'Barstowe: A Life with Aaron' by M.H. Sebastian reads like 305 pages of the longest, most preposterous EST (Elaborate Scenario Troll) ever!
Doug meets Aaron Barstowe at the gym, where in the shower room he sees his pendulous dick, "intact, not mutilated by circumcision!" A pensive towel dance ensues, followed by some flirting upon their next gym encounter where Aaron lets his enormous penis flop out of his shorts!
They have lunch Doug realizes "he was all man, not a feminine bone in body." Then they have dinner, after which they kiss. "That kiss said trust. That kiss said honor. that kiss said SOLD!" Aaron takes Doug for a ride in a plane, They smooch and cry and empathize, but hold off on sex, because, Aaron explains, he is a total top only! "Hardly anyone can take me because I'm so big, and I like to fuck - a lot."

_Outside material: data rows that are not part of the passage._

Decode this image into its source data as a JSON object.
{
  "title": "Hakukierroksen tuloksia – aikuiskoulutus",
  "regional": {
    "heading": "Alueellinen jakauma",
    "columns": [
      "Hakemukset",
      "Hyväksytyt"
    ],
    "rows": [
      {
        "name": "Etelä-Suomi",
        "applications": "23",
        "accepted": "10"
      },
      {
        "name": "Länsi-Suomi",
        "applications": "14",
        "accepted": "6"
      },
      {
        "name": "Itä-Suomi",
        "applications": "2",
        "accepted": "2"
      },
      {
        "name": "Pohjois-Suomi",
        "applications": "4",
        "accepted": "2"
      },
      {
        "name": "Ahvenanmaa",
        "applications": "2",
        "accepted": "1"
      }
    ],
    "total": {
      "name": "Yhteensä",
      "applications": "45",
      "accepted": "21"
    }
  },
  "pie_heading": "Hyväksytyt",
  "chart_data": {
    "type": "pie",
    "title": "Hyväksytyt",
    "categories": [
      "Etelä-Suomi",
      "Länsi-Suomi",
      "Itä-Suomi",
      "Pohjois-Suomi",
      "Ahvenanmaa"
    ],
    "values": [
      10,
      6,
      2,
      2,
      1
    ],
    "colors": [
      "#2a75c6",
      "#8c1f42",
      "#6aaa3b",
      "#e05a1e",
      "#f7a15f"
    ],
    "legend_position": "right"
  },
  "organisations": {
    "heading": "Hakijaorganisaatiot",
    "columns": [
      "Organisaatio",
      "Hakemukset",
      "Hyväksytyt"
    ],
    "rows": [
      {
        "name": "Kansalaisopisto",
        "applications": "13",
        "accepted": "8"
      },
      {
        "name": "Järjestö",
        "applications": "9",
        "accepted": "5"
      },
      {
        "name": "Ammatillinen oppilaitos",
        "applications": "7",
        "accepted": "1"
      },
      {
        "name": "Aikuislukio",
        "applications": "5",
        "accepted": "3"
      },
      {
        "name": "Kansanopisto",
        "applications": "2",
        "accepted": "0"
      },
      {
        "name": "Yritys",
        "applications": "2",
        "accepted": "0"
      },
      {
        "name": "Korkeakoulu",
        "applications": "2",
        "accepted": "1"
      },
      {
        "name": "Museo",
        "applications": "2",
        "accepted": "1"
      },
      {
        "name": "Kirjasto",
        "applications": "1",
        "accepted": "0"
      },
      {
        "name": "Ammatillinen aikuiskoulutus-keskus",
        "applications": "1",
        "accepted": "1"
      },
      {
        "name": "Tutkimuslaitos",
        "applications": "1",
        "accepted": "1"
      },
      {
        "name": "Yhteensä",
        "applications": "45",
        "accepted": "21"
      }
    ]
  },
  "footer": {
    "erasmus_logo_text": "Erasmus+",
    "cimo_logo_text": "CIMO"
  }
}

Doug fondles Aaron's "mountainess" (sic) crotch and thus ensues a two-page description of Aaron forcing Doug to deep-throat his enormous erection!

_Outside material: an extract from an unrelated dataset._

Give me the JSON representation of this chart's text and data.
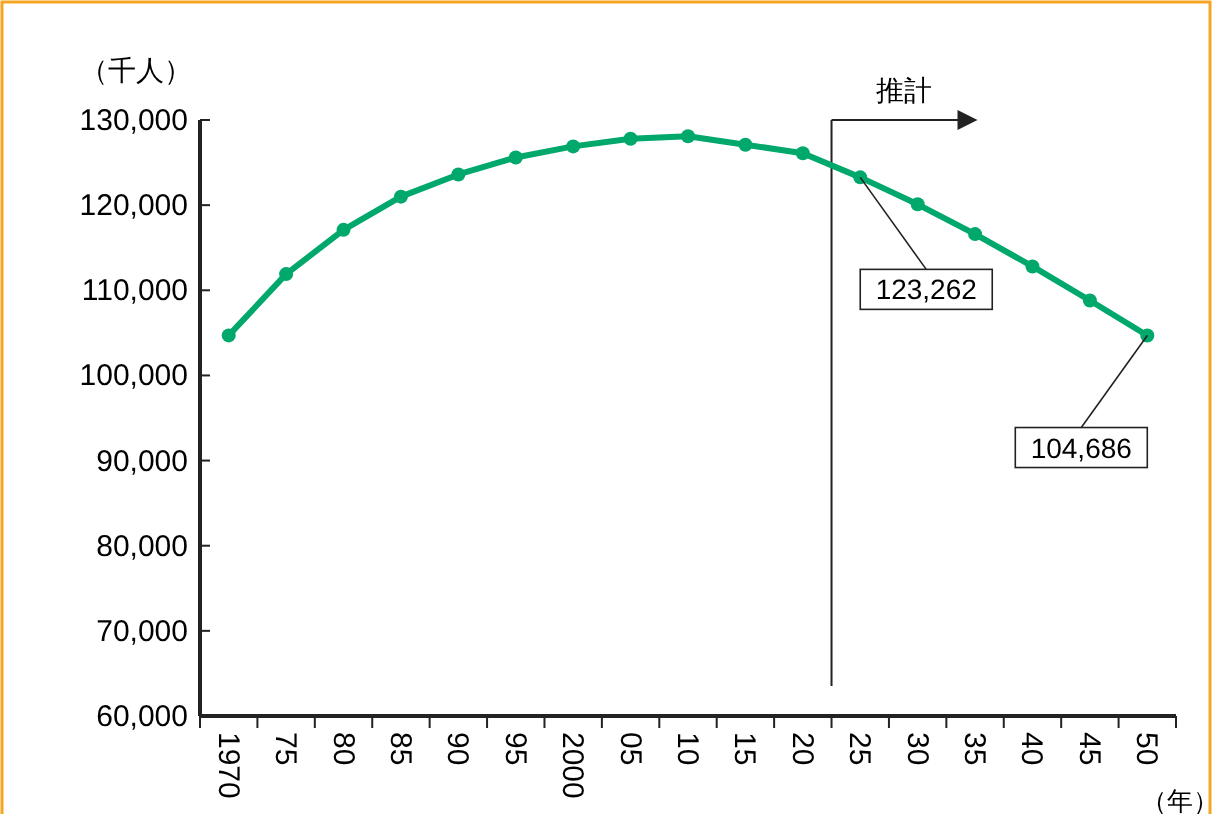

Soon after, Dough meets Aaron's mother, who is "Sweet as pie" and, surprise! Aaron is a millionaire with a mansion, planes and cars!
Aaron takes Doug on whirlwind flights to Miami and other fabulous cities. But then, he gets headaches and Aaron takes him to the hospital, where they "inject him with sort of die (sic)" for brain scans and he almost dies of a brain tumor, but by the next chapter, he gets better!
Doug moves in with Aaron and they have sex with mostly Aaron thrusting his enormous cock into Doug, who seems to have no male genitalia, as he never describes his own dick, not once.
Scene after scene includes over-described meals, preparation, consumption and clean-up, family and friends sitting on oh-so comfortable furniture, talking about, well, things! Afterward visits, twice Aaron unbuttons his shirt to show off his muscular "pecks" (sic) and he once again pounds Doug's "anus" like the total top he is!
Let Dough explain true love: "When we make love and you climax inside of me, I never worry anymore about the reason people always have to wear condoms these days. You know to prevent spreading HIV and other STD's (sic). Everytime (sic) we make love naturally, I'm putting my life and health in your hands and it's beautiful."
On their way home from yet another lavish dining experience (a two-page description, which includes the hilarious quote, "Bona Petite!" (sic), the men discover a car accident and Aaron calls "nine-one-one" (sic) after Aaron saves a crash victim's life!
As you can see, the book is rife with hilarious typos, like "it donned on me," "Here, here" (not the correct Hear, hear), Aaron's "decent" (not descent) while piloting a plane, "your right" (not you're right) and hundreds more, enough to make one laugh out loud.
The tense shifts from paragraph to paragraph between first person, third person, present tense to past tense. The formatting doesn't include paragraph indentations, making it all the more pathetic. Page after page describes meal preparation in exhausting detail, with a relentless misuse of every form of punctuation.
Oh, and suddenly, Aaron has a stalker! He stands on the lawn, shoots Aaron, and then Doug shoots the stalker dead! Four times (that fact is repeated dozens of times afterward) He stands his ground! Fortunately, Aaron owns several guns and rifles (half-page description of them all). Also, he loves Jesus!